Earlier references to slash also tended to designate only, or primarily, male same-sex relationships. This is due at least in part to the prevalence of male characters over female characters onscreen, and the increased importance accorded to them by the producers of popular culture.

The Four Waves Theory of Slash

This theory was outlined by Lezlie Shell on the Virgule-L mailing list in 1993, and later published in Strange Bedfellows.

Slash fan fiction has four waves. Every wave has quality stories and writers. Every wave has bad stories and poor writers. What you consider good and bad depends on which wave you rode in on.

Lezlie Shell identified herself as a second wave reader and writer, who enjoys some third wave stories and fewer fourth wave stories.

First wave: Character-based stories with slash

A. The relationship between the characters is the point of the story. Slash is a means to intensify that relationship.

B. These stories are almost exclusively set in the "real" broadcast universe as the writers' love of the show/characters as presented got them into fandom.

C. The writer invests a great deal of time making characters presented as heterosexual having sex with each other "believeable". In these stories this relationship is not "homosexual" in the political or social sense. The sex acts are between two people of the same sex, but are not "realistic" in relation to the lives of homosexual men.

D. The writers are in fandom (in contact with other fans) and already writing non/slash stories. They view slash as the end of a progression. Would have no trouble classifying a sexless story as slash.

Writers: Sebastian

Second wave: Character-based slash

A. Stories about the characters involved in a slash relationship. The slash characterizations are still tied to the aired ones, but the writers do more extrapolation without looking for "proof" in the aired episodes. Certain aspects of the first-wave characterizations are accepted on equal footing as aired source material.

B. The majority of the stories are still in the "real" world, but it is a broader world. The few a/u stories are the "real" characters in another time. The reader has no trouble recognizing "aired" characters in these stories.

C. The sex in these stories is more realistic in that the writers have probably read The Joy of Gay Sex, but the sex is still female-oriented.
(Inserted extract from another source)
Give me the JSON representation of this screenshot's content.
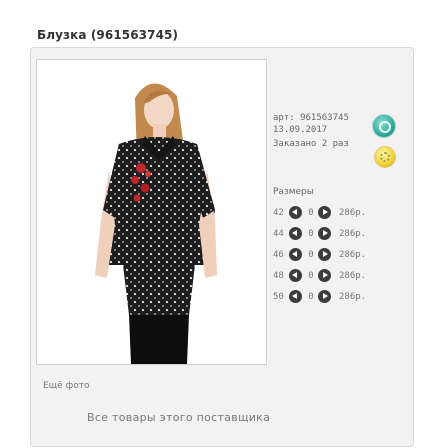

D. Second wave writers are already a part of fandom and are readers of non/slash fan lit, but there is no doubt that reading slash gave them the impetus to write.

Writers: Pam Rose

Third Wave: Slashing the characters

A. The slash relationship is central to the story. Without it, there would be no story. But there is a story complete with plot.

B. No emphasis on trying to convince the readers that these characters are having sex. The characterizations are based on 1st and 2nd wave stories as much if not more than the episodes.

C. Sex is more realistic in regards to actual homosexual practices. In these stories, one or both of the characters has experience with the same sex (other than the kind of straight-panic male rape experience typical of first wave stories).

D. The writers were drawn into fandom by the slash. To them, there is no such thing as a sexless slash story.

E. Alternate Universe stories come into their own. The A/U is used to remove the characters from the strictures of the "real" world, or to let the characters be out of character.

Writers: Ellis Ward.

Fourth Wave: Multimedia slash

A. Slash goes multi-media. It is commonly accepted that the only admission requirement for a male TV character is a penis. The notion that there was something "special" about K&S or B&D, etc. that made them slashable is viewed with tolerant amusement by the 4th wavers.

B. The characterizations in multimedia are, for the most part, composite slash characterizations built from fan fiction in other fandom. It takes a VERY VERY good writer to do character- based slash for a show that has a limited audience because the readers buy-in is limited.

C. Fourth wave sex, particularly for shows set in present-day America, is more sophisticated. Some stories have one or both characters being bi or homosexual.

D. While the writer will be drawn into fandom by the virtue of writing, the readers may remain fans outside of fandom.

Writers: M. Fae Glasgow and Melody Clark.